Here's a full implementation, with the documentation example from the Tensorflow documentation:
patience = 3
delta = 0.001
loss_history = deque(maxlen=patience + 1)
for epoch in range(1, 25 + 1):
train_loss = tf.metrics.Mean()
train_acc = tf.metrics.CategoricalAccuracy()
test_loss = tf.metrics.Mean()
test_acc = tf.metrics.CategoricalAccuracy()
for x, y in train:
loss_value, grads = get_grad(model, x, y)
optimizer.apply_gradients(zip(grads, model.trainable_variables))
train_loss.update_state(loss_value)
train_acc.update_state(y, model(x, training=True))
for x, y in test:
loss_value, _ = get_grad(model, x, y)
test_loss.update_state(loss_value)
test_acc.update_state(y, model(x, training=False))

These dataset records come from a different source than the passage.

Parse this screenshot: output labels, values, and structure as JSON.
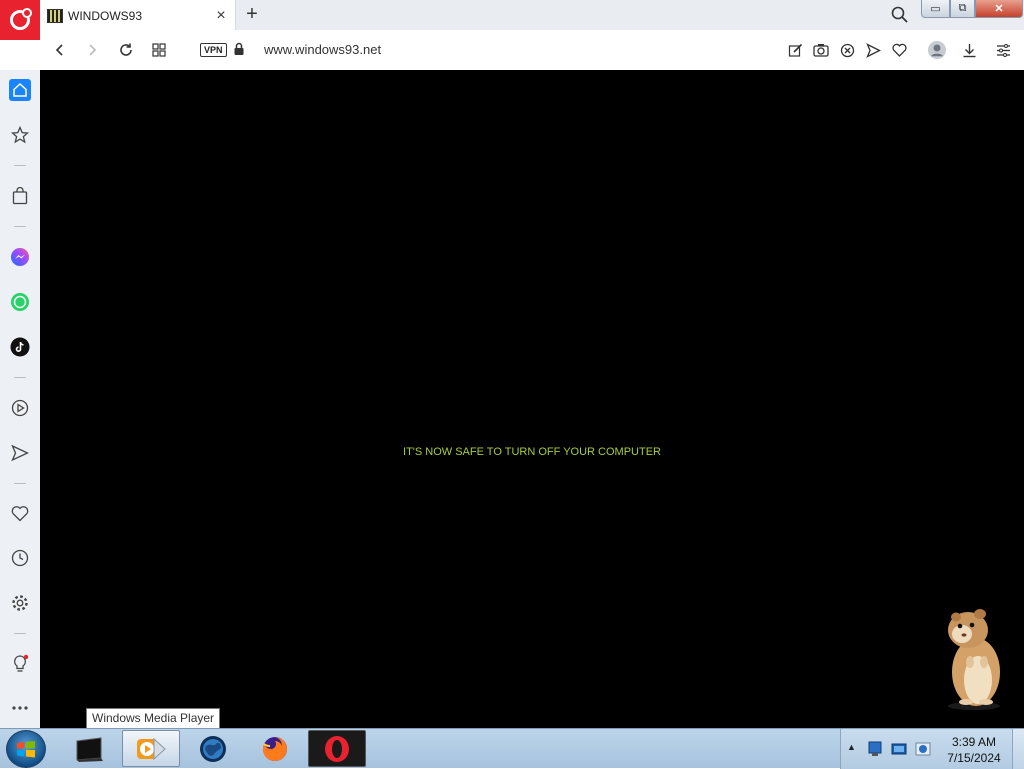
{
  "browser": {
    "tab": {
      "title": "WINDOWS93",
      "favicon": "windows93-favicon-icon",
      "close": "×"
    },
    "new_tab": "+",
    "address": {
      "vpn_label": "VPN",
      "url": "www.windows93.net"
    },
    "icons": {
      "back": "back-icon",
      "forward": "forward-icon",
      "reload": "reload-icon",
      "tabs": "tabs-grid-icon",
      "lock": "lock-icon",
      "edit": "edit-icon",
      "snapshot": "camera-icon",
      "adblock": "adblock-icon",
      "send": "send-icon",
      "heart": "heart-icon",
      "profile": "profile-icon",
      "download": "download-icon",
      "easy_setup": "easy-setup-icon",
      "search": "search-icon"
    },
    "window_buttons": {
      "minimize": "▭",
      "maximize": "⧉",
      "close": "✕"
    },
    "accent": "#e8232f"
  },
  "sidebar": {
    "items": [
      "home-icon",
      "star-icon",
      "bag-icon",
      "messenger-icon",
      "whatsapp-icon",
      "tiktok-icon",
      "player-icon",
      "send-icon",
      "heart-icon",
      "history-icon",
      "settings-icon",
      "lightbulb-icon",
      "more-icon"
    ]
  },
  "page": {
    "message": "IT'S NOW SAFE TO TURN OFF YOUR COMPUTER",
    "message_color": "#a8cc3c",
    "background": "#000000"
  },
  "taskbar": {
    "tooltip": "Windows Media Player",
    "apps": [
      "terminal-icon",
      "windows-media-player-icon",
      "globe-icon",
      "firefox-icon",
      "opera-icon"
    ],
    "clock": {
      "time": "3:39 AM",
      "date": "7/15/2024"
    },
    "tray_chevron": "▲"
  }
}
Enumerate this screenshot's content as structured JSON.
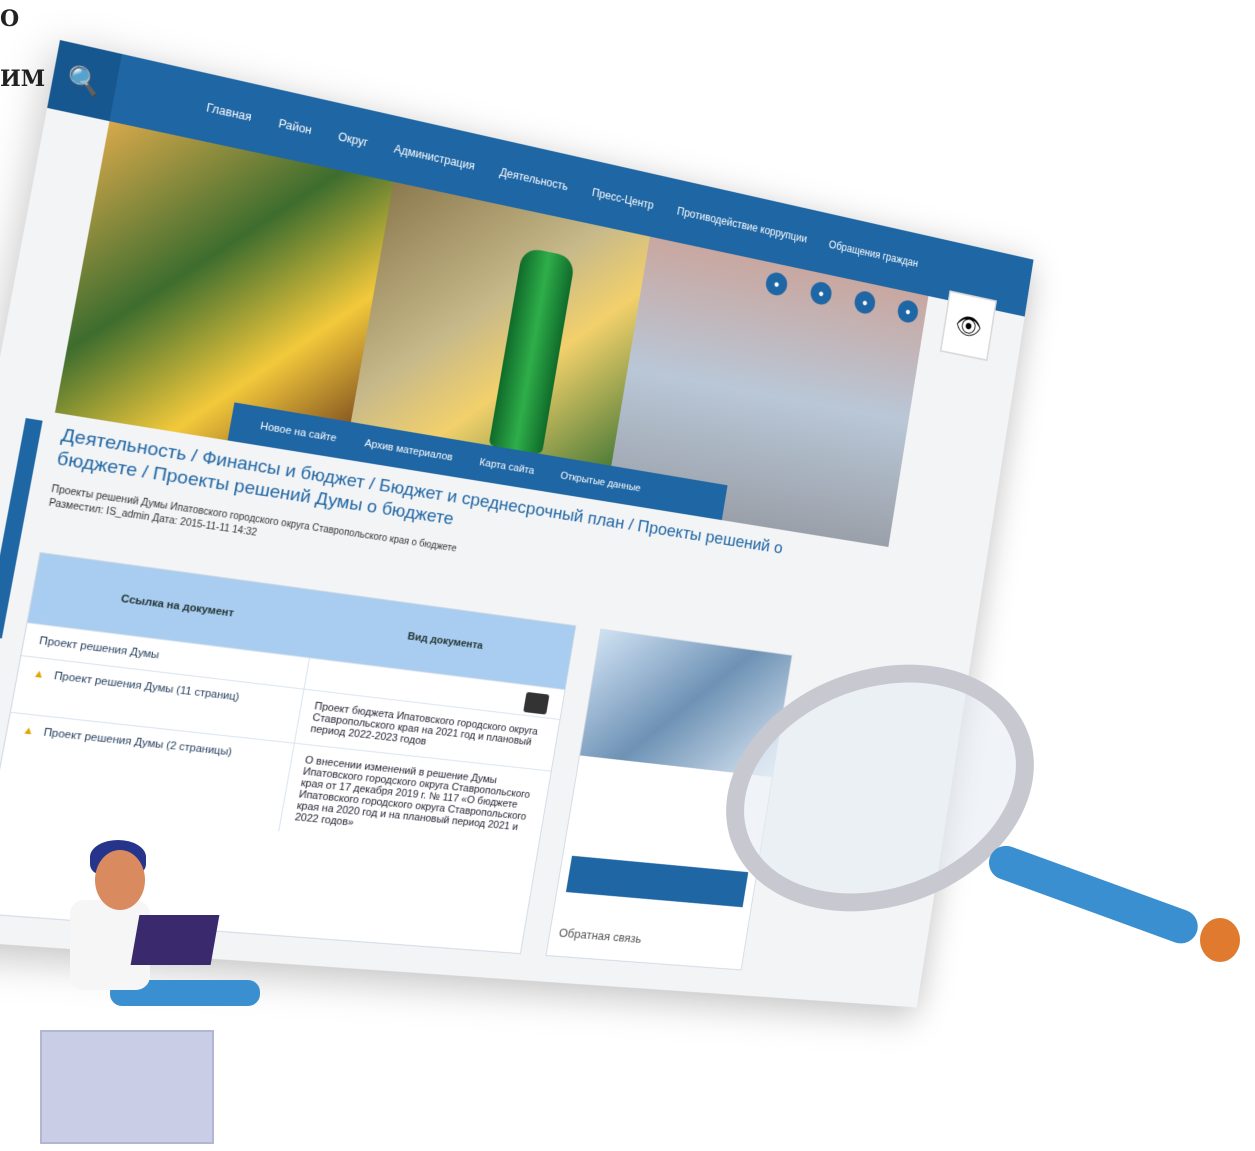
{
  "corner": {
    "line1": "О",
    "line2": "ИМ"
  },
  "header": {
    "nav": [
      "Главная",
      "Район",
      "Округ",
      "Администрация",
      "Деятельность",
      "Пресс-Центр",
      "Противодействие коррупции",
      "Обращения граждан"
    ]
  },
  "subnav": [
    "Новое на сайте",
    "Архив материалов",
    "Карта сайта",
    "Открытые данные"
  ],
  "breadcrumb": "Деятельность / Финансы и бюджет / Бюджет и среднесрочный план / Проекты решений о бюджете / Проекты решений Думы о бюджете",
  "doc_meta": {
    "line1": "Проекты решений Думы Ипатовского городского округа Ставропольского края о бюджете",
    "line2": "Разместил: IS_admin  Дата: 2015-11-11 14:32"
  },
  "table": {
    "headers": [
      "Ссылка на документ",
      "Вид документа"
    ],
    "rows": [
      {
        "left": "Проект решения Думы",
        "right": ""
      },
      {
        "left": "Проект решения Думы (11 страниц)",
        "right": "Проект бюджета Ипатовского городского округа Ставропольского края на 2021 год и плановый период 2022-2023 годов"
      },
      {
        "left": "Проект решения Думы (2 страницы)",
        "right": "О внесении изменений в решение Думы Ипатовского городского округа Ставропольского края от 17 декабря 2019 г. № 117 «О бюджете Ипатовского городского округа Ставропольского края на 2020 год и на плановый период 2021 и 2022 годов»"
      }
    ]
  },
  "sidebar": {
    "feedback": "Обратная связь"
  },
  "icons": {
    "search": "search-icon",
    "eye": "eye-icon",
    "print": "print-icon",
    "warn": "warning-icon"
  }
}
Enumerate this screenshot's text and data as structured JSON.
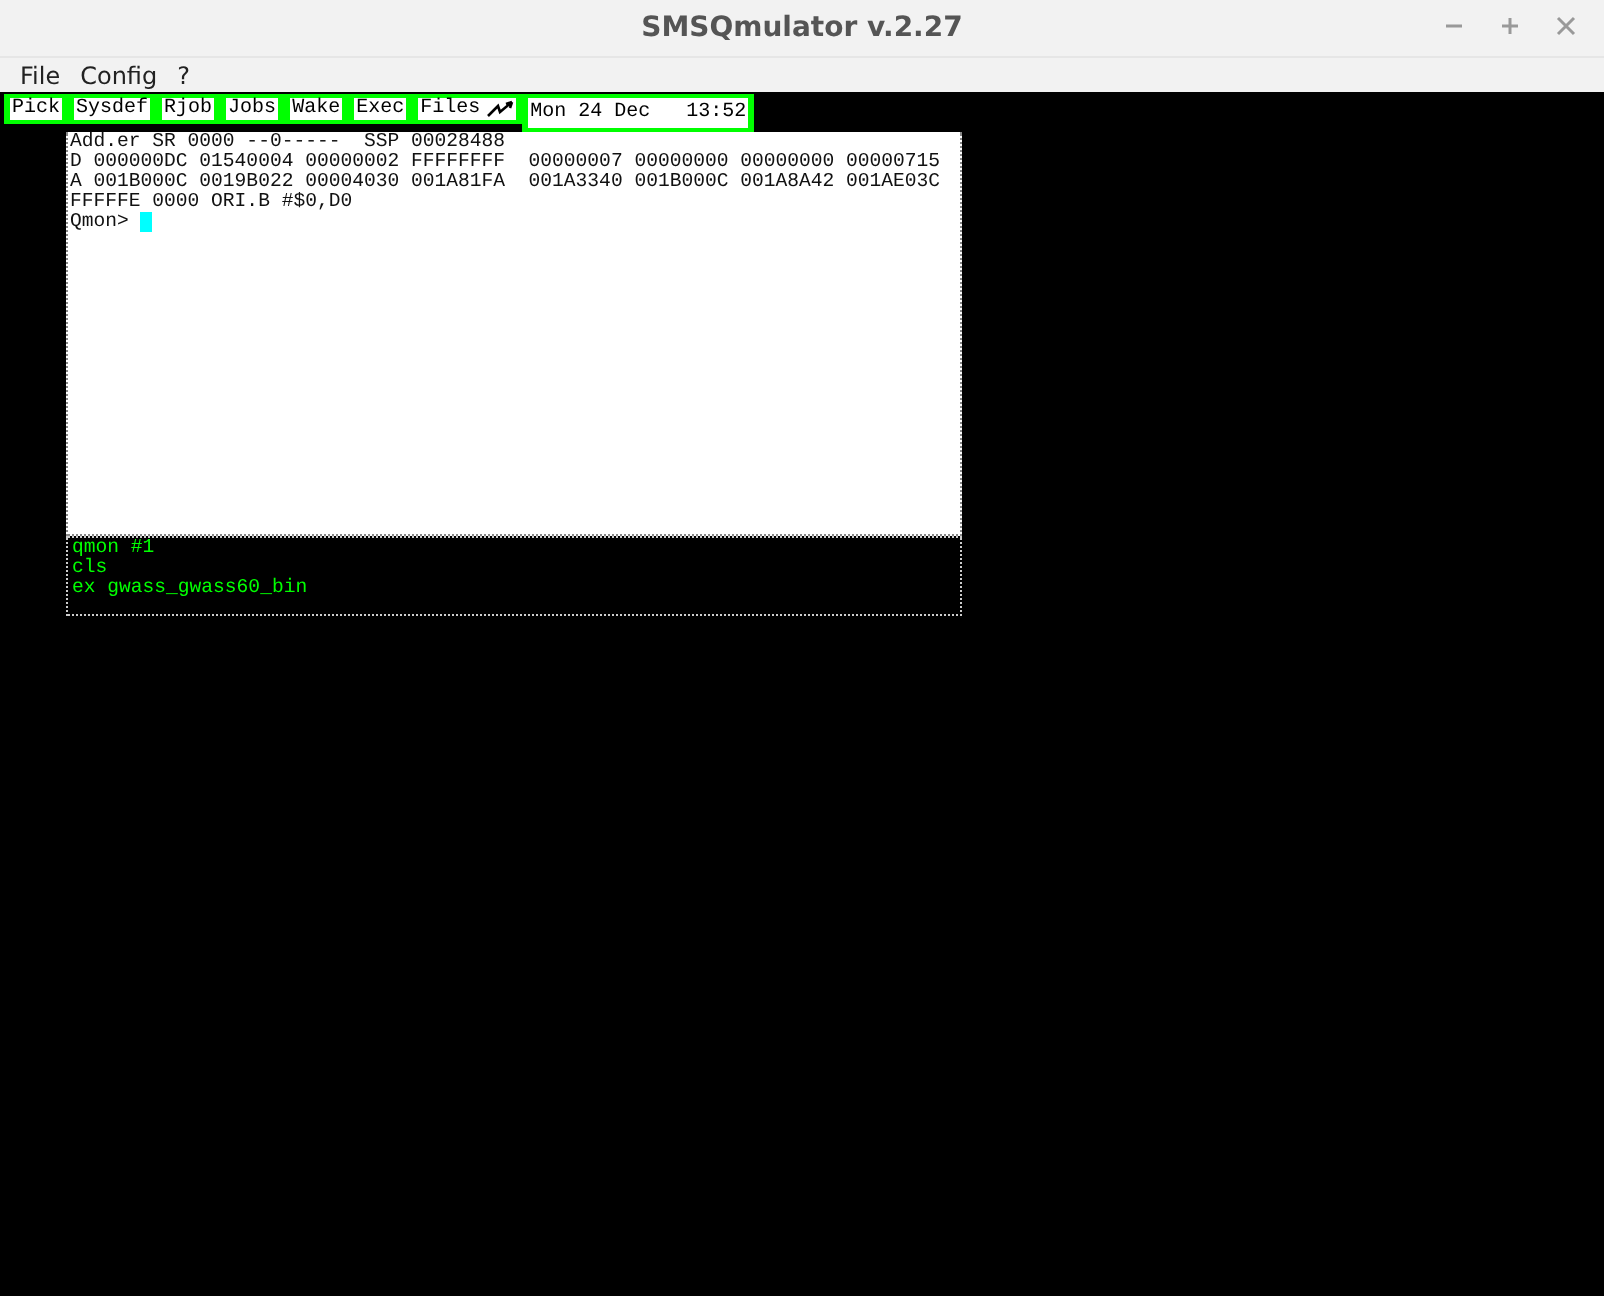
{
  "window": {
    "title": "SMSQmulator v.2.27"
  },
  "menu": [
    "File",
    "Config",
    "?"
  ],
  "button_bar": [
    {
      "label": "Pick",
      "kind": "text"
    },
    {
      "label": "Sysdef",
      "kind": "text"
    },
    {
      "label": "Rjob",
      "kind": "text"
    },
    {
      "label": "Jobs",
      "kind": "text"
    },
    {
      "label": "Wake",
      "kind": "text"
    },
    {
      "label": "Exec",
      "kind": "text"
    },
    {
      "label": "Files",
      "kind": "files"
    },
    {
      "label": "Mon 24 Dec   13:52",
      "kind": "clock"
    }
  ],
  "monitor_output": [
    "Add.er SR 0000 --0-----  SSP 00028488",
    "D 000000DC 01540004 00000002 FFFFFFFF  00000007 00000000 00000000 00000715",
    "A 001B000C 0019B022 00004030 001A81FA  001A3340 001B000C 001A8A42 001AE03C",
    "FFFFFE 0000 ORI.B #$0,D0"
  ],
  "prompt": "Qmon>",
  "command_lines": [
    "qmon #1",
    "cls",
    "ex gwass_gwass60_bin"
  ]
}
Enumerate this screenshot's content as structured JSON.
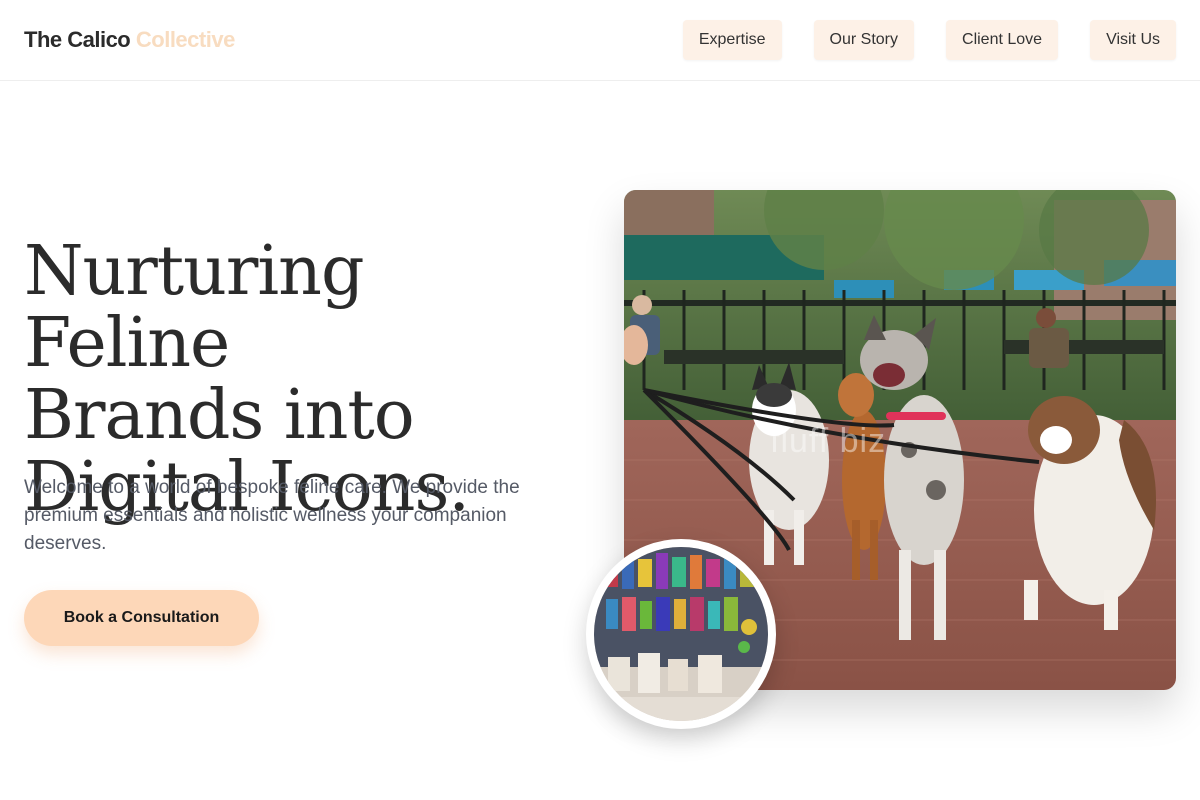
{
  "header": {
    "logo_primary": "The Calico",
    "logo_accent": "Collective",
    "nav": [
      "Expertise",
      "Our Story",
      "Client Love",
      "Visit Us"
    ]
  },
  "hero": {
    "title_line1": "Nurturing Feline",
    "title_line2": "Brands into",
    "title_line3": "Digital Icons.",
    "subtitle": "Welcome to a world of bespoke feline care. We provide the premium essentials and holistic wellness your companion deserves.",
    "cta_label": "Book a Consultation",
    "photo_watermark": "fluff    biz"
  },
  "colors": {
    "accent": "#f8dcc0",
    "cta_bg": "#fdd7b8",
    "nav_bg": "#fdf1e7"
  }
}
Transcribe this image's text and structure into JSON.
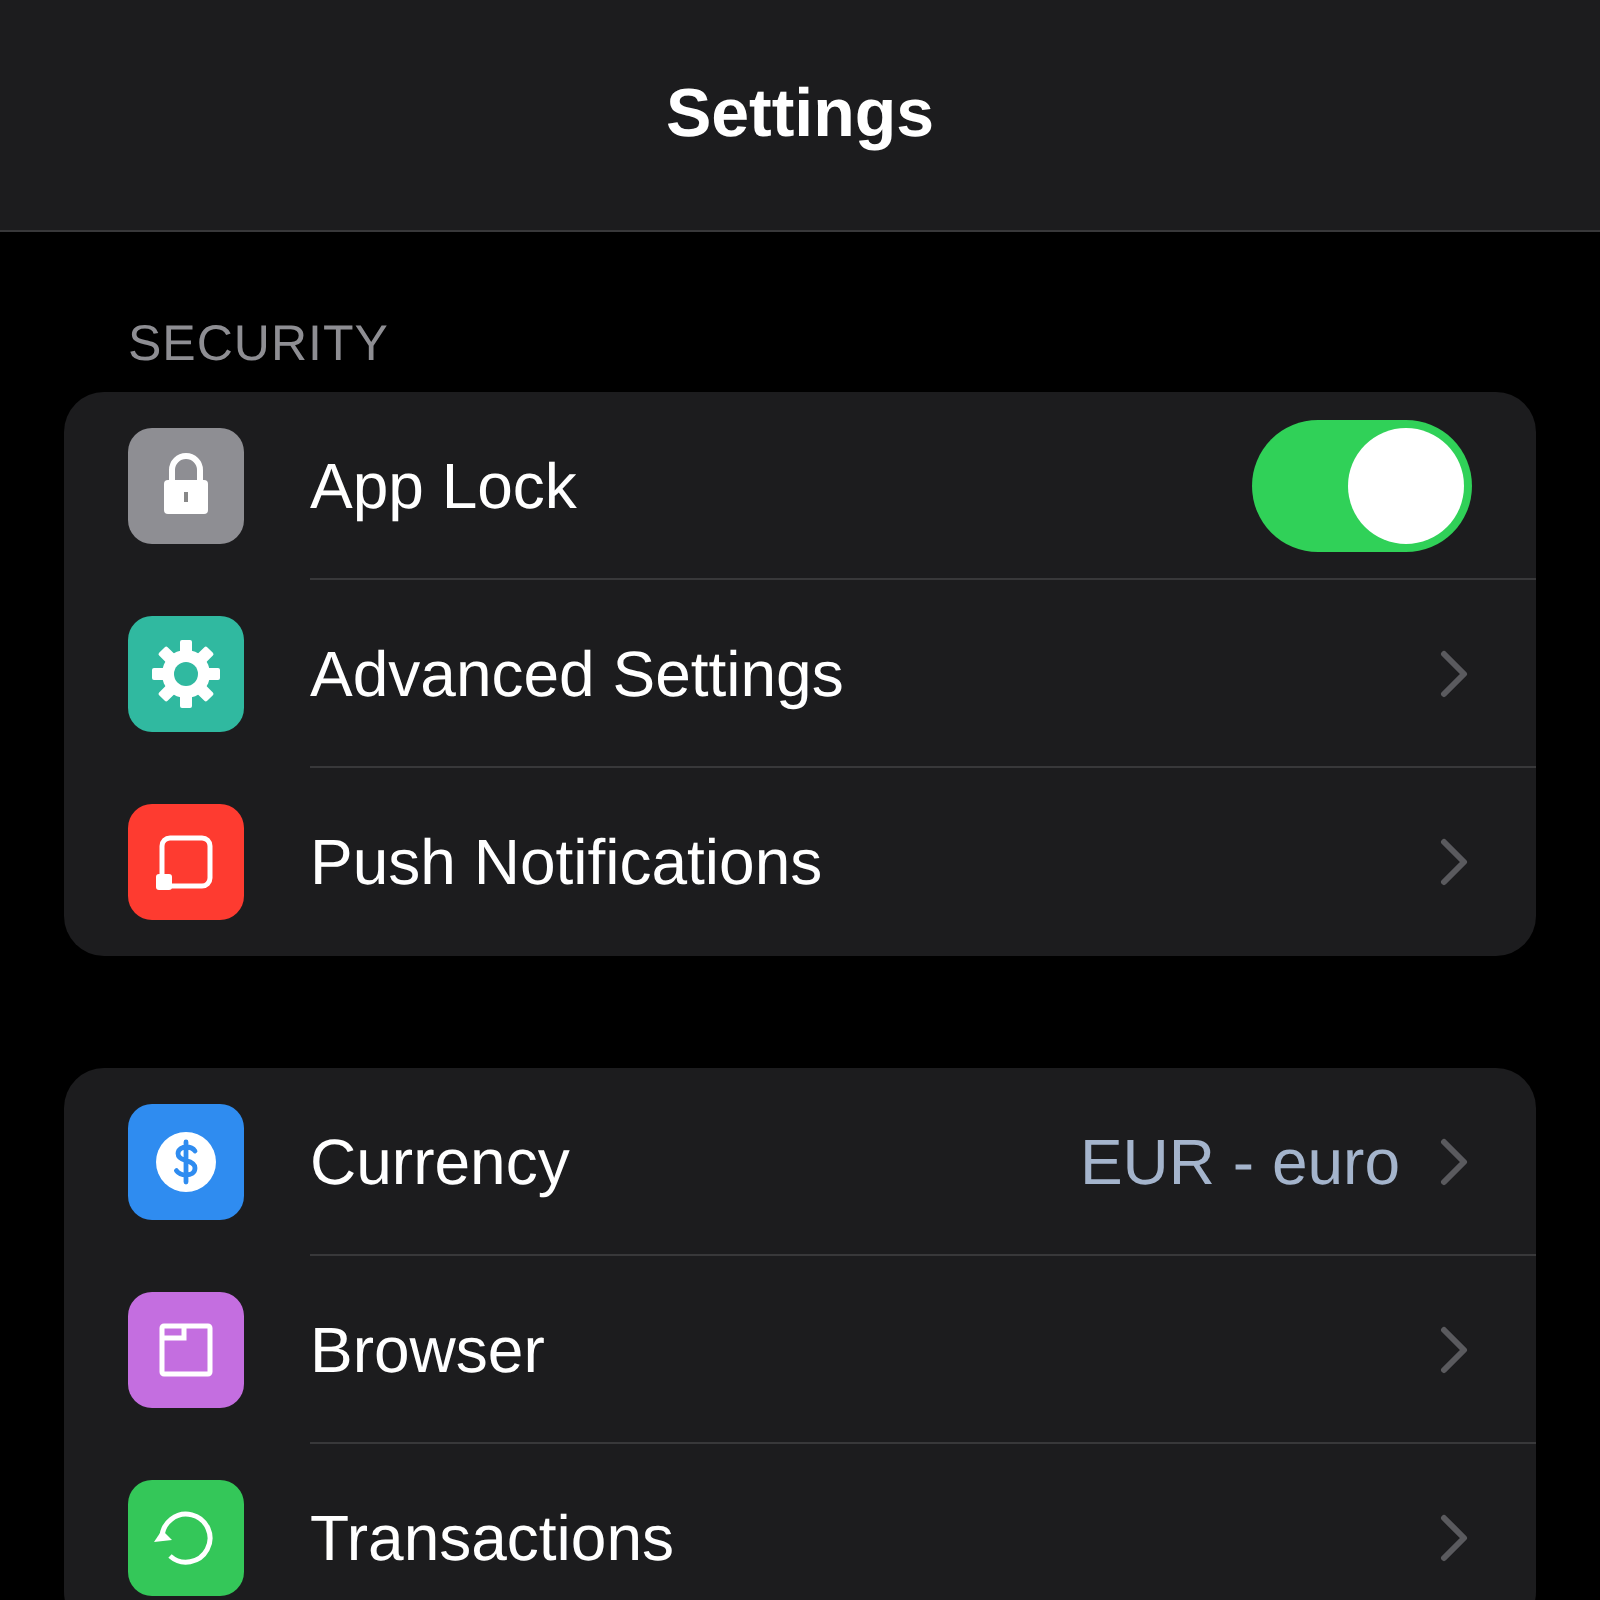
{
  "header": {
    "title": "Settings"
  },
  "sections": [
    {
      "heading": "SECURITY",
      "rows": [
        {
          "kind": "toggle",
          "label": "App Lock",
          "on": true,
          "color": "#8e8e93"
        },
        {
          "kind": "link",
          "label": "Advanced Settings",
          "color": "#30b9a0"
        },
        {
          "kind": "link",
          "label": "Push Notifications",
          "color": "#fe3b30"
        }
      ]
    },
    {
      "rows": [
        {
          "kind": "link",
          "label": "Currency",
          "value": "EUR - euro",
          "color": "#2f8cf0"
        },
        {
          "kind": "link",
          "label": "Browser",
          "color": "#c46ee0"
        },
        {
          "kind": "link",
          "label": "Transactions",
          "color": "#34c759"
        }
      ]
    }
  ]
}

print(verbose.format(epoch,
train_loss.result(),
test_loss.result(),
train_acc.result(),
test_acc.result()))
loss_history.append(test_loss.result())
if len(loss_history) > patience:
if loss_history.popleft()*delta < min(loss_history):
print(f'\nEarly stopping. No improvement of more than {delta:.5%} in '
f'validation loss in the last {patience} epochs.')
break
Epoch 1 Loss: 0.191 TLoss: 0.282 Acc: 68.920% TAcc: 89.200%
Epoch 2 Loss: 0.157 TLoss: 0.297 Acc: 70.880% TAcc: 90.000%
Epoch 3 Loss: 0.133 TLoss: 0.318 Acc: 71.560% TAcc: 90.800%
Epoch 4 Loss: 0.117 TLoss: 0.299 Acc: 71.960% TAcc: 90.800%
Early stopping. No improvement of more than 0.10000% in validation loss in the last 3 epochs.